I am undocumented, my partner is a U.S. Citizen. Can we apply?
Yes, under most circumstances.If you were admitted into the United States, and later accrued unlawful presence, or worked unlawfully for example, your U.S. citizen spouse can petition for your green card. If you entered the States without inspection then your same-sex spouse or fiancé/e can still petition for your green card, but you will need to have an inadmissibility waiver approved before you will be eligible for your green card. You will need to consult with Attorney Kinsella in order determine if this route is the best choice for your particular situation.
My same-sex spouse has been approved for a non-immigrant visa.

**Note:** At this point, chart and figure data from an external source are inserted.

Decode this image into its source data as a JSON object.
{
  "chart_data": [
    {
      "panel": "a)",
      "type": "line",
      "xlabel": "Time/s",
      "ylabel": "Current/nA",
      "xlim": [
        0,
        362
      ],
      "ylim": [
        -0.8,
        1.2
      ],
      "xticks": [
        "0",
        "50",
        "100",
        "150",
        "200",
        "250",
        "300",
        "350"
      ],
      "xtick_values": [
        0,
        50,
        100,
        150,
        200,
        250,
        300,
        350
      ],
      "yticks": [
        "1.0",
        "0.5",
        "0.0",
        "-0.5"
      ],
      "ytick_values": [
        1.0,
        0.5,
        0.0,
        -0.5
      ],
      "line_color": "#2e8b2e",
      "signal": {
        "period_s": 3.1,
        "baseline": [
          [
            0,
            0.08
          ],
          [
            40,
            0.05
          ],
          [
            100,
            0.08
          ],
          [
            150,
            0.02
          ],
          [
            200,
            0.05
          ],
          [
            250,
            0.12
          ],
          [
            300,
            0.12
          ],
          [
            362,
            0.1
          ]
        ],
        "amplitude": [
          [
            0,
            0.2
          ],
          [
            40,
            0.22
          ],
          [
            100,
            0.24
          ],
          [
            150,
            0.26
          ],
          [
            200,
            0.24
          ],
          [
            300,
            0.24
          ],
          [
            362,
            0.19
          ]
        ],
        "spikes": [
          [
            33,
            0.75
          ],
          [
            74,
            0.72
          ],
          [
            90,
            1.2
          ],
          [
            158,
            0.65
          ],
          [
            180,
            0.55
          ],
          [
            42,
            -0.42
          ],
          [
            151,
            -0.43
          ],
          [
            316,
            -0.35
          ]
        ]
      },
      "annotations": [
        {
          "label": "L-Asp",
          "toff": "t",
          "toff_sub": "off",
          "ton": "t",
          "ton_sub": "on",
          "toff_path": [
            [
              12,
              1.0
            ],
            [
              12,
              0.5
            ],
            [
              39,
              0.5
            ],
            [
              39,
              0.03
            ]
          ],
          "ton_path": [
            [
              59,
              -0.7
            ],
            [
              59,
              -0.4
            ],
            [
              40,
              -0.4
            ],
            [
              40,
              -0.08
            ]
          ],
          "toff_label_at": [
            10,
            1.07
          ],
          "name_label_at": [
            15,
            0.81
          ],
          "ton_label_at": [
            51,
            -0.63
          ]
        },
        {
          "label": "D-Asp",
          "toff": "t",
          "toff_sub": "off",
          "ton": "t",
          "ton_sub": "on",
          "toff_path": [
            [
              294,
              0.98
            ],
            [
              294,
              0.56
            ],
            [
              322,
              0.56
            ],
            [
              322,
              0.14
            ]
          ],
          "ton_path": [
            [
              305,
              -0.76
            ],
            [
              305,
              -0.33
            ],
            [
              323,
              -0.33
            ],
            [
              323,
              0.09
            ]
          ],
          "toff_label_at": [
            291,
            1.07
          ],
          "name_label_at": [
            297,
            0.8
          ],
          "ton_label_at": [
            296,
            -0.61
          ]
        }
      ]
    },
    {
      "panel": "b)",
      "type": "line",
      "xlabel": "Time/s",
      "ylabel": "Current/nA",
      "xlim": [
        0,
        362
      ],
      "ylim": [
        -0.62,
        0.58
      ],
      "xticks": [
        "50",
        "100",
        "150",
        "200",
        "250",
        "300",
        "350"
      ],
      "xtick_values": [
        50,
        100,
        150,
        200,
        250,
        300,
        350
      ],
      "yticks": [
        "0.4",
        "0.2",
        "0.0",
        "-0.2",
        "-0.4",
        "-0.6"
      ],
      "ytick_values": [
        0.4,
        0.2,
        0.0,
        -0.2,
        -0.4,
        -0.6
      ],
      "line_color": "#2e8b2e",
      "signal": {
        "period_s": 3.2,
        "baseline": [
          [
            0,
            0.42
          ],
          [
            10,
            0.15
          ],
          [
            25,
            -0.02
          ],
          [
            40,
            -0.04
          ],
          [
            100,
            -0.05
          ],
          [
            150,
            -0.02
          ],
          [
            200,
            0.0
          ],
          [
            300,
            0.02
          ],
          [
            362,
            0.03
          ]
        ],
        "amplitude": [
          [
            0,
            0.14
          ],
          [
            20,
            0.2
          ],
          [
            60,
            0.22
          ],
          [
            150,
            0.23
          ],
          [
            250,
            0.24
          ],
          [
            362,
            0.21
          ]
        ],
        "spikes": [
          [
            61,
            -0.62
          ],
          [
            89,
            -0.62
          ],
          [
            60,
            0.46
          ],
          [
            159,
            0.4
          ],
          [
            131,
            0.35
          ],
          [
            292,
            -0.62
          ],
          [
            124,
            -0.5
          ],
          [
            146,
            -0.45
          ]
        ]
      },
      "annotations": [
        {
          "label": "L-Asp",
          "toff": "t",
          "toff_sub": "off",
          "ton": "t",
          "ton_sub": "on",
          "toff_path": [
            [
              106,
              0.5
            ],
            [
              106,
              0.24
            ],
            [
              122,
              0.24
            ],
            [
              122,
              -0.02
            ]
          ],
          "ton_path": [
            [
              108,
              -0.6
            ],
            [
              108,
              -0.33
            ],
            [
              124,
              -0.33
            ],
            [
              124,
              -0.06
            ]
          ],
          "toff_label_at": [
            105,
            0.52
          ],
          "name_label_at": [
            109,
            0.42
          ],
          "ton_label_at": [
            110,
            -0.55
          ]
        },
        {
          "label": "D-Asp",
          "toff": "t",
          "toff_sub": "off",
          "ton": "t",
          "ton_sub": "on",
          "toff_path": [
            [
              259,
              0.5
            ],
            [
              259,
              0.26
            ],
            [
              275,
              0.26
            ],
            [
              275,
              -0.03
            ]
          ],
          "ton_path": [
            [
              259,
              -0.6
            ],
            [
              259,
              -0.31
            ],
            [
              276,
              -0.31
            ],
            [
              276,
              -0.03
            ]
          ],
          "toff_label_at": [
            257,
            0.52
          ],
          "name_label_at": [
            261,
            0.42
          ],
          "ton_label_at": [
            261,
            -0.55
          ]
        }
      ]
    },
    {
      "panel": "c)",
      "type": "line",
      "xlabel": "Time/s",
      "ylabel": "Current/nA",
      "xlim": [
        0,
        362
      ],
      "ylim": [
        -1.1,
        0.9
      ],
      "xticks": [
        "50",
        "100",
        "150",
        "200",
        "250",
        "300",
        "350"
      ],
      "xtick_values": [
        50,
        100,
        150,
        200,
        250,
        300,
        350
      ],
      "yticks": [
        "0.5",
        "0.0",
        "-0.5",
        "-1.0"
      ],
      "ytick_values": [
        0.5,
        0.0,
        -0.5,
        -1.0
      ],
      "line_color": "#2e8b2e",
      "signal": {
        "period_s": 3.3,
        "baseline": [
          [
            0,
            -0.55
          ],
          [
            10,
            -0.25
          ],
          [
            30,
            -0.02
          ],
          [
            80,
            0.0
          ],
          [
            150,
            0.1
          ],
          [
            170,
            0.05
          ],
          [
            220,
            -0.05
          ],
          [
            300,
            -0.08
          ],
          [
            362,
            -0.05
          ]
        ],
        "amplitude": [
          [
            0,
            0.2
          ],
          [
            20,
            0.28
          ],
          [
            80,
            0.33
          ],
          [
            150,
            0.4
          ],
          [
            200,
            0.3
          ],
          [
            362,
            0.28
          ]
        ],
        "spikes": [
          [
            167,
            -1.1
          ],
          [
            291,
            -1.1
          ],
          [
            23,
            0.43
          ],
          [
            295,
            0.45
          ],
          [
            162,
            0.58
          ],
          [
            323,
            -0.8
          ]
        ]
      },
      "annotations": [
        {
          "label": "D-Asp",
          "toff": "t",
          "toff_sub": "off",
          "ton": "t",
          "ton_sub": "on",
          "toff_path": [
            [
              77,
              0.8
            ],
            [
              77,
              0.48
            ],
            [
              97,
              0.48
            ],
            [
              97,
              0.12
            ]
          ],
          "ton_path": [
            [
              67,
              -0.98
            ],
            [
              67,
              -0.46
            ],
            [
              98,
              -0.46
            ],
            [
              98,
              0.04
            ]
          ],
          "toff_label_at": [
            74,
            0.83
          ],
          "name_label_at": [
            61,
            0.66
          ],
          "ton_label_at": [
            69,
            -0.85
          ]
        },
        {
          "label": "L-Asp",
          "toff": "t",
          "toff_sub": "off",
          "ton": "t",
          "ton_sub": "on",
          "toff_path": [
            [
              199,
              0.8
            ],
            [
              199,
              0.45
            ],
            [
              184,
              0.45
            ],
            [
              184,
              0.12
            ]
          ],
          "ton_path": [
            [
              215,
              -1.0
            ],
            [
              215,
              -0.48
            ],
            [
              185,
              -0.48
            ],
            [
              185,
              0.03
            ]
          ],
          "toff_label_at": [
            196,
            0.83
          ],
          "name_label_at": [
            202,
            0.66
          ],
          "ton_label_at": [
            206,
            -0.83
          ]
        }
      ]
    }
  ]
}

Can I travel with him/her?
Yes. All same-sex couples with a valid marriage are permitted to file for their dependents (spouse and/or children) for all non-immigrant visas. For example, a spouse of an L-1A visa holder would be in L-2 classification. The L-2 is permitted to either travel to the States with the L-1 or to join them later. The L-2 is permitted to go to school and even apply for work authorization while their spouse holds valid L-1 status.